Machine learning, especially deep learning, has been extensively applied and studied in the area of machine health monitoring. For machine health monitoring systems (MHMS), major efforts have been put into designing and deploying more and more complex machine learning models. Those black-box models are nontransparent toward their working mechanism. However, this research trend brings huge potential risks in real life. Since machine health monitoring itself belongs to high stake decision applications, the outputs of the autonomous monitoring systems should be trustworthy and reliable, which refers to obtain explainability. Then, it comes to the following key question: why the deployed MHMS predicts what they predict. In this article, we shed some light on this meaningful research direction: explainable MHMSs (EMHMS). In EMHMS, the machine doctor could act like a real doctor who can not only make a diagnosis but also describe the patient's symptoms. First, we propose a specific convolutional neural network (CNN) structure, named DecouplEd Feature-Temporal CNN (DEFT-CNN), to balance precision-explainability tradeoff.
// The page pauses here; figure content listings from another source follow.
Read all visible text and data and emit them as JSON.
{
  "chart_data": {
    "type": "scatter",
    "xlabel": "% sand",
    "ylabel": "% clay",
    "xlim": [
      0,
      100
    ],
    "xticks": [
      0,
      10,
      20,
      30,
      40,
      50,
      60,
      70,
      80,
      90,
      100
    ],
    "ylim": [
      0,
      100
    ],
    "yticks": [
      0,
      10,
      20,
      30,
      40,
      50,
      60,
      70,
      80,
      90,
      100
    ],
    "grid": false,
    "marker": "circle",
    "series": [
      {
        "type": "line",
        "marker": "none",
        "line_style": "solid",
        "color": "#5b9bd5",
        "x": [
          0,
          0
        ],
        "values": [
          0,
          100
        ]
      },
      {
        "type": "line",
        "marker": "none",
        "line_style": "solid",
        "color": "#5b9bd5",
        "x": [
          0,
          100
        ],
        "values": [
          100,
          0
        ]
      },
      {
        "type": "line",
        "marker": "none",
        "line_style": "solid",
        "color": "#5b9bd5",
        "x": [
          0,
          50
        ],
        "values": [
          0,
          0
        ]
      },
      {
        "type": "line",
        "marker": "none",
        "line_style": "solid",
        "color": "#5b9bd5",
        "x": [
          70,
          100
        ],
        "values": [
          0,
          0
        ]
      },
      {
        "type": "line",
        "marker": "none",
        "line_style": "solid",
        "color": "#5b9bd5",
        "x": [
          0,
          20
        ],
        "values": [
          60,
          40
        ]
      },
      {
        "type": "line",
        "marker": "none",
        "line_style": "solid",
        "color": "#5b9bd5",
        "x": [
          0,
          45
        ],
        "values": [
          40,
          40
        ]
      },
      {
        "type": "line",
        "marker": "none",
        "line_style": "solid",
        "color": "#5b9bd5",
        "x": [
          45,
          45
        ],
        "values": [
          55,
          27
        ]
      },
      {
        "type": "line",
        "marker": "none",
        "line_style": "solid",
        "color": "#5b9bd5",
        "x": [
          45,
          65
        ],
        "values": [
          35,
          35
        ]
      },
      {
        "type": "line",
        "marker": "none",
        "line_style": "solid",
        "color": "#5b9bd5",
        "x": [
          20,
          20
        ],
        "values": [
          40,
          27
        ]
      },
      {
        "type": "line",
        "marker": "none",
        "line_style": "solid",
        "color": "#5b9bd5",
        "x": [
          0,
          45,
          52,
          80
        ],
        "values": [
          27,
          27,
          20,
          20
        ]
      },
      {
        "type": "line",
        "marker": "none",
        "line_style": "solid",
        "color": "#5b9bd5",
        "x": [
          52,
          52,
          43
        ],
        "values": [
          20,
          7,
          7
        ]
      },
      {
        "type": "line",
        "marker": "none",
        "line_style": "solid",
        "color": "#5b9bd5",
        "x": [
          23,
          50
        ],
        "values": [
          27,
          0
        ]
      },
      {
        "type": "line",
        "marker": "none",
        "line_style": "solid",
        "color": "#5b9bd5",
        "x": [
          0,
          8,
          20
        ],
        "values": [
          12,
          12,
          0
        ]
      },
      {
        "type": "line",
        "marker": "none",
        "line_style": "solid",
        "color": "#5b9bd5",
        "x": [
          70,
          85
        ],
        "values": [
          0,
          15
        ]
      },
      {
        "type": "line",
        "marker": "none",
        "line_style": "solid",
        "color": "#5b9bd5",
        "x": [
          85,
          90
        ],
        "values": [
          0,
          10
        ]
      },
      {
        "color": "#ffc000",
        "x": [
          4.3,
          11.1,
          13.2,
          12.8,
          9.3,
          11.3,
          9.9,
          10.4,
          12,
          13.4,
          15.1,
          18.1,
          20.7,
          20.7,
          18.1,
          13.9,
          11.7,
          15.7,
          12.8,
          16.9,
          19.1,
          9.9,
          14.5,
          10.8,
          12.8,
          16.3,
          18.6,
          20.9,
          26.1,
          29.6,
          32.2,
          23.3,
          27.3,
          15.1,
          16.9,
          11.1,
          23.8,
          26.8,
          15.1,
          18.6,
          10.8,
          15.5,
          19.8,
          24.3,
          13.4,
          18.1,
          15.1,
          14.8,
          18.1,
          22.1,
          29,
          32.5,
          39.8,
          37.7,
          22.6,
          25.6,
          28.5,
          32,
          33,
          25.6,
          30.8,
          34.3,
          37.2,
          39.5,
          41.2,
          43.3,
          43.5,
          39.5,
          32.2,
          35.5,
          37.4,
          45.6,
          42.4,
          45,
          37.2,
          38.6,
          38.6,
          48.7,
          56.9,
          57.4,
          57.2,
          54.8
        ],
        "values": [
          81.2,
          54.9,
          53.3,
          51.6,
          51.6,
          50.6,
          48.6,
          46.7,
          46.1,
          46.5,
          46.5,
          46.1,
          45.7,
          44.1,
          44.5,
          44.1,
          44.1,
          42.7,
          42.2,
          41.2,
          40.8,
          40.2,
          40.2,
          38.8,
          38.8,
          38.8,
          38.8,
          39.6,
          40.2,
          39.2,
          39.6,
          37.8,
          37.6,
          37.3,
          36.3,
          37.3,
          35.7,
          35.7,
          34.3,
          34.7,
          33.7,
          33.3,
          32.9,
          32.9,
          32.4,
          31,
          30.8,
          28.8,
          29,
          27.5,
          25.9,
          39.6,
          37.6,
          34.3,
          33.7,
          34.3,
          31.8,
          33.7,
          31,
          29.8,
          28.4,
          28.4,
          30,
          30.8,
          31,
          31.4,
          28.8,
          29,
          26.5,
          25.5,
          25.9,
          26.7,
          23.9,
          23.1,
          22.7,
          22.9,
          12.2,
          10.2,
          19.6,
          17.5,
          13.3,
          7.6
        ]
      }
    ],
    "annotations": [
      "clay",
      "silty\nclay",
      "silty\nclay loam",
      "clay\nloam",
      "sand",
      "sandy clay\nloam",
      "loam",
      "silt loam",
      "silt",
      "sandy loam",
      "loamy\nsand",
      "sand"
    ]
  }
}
Specifically, feature information and temporal information have been encoded in different stages of our model. The spatial attention module is added to boost the performance of the model. Then, to explain the decision of the model, we adopt gradient-based methods to generate features and temporal saliency maps highlighting which kinds of features and time steps are keys for the model's predictions. Finally, we conduct the experimental studies on two real datasets to verify the effectiveness of our proposed framework.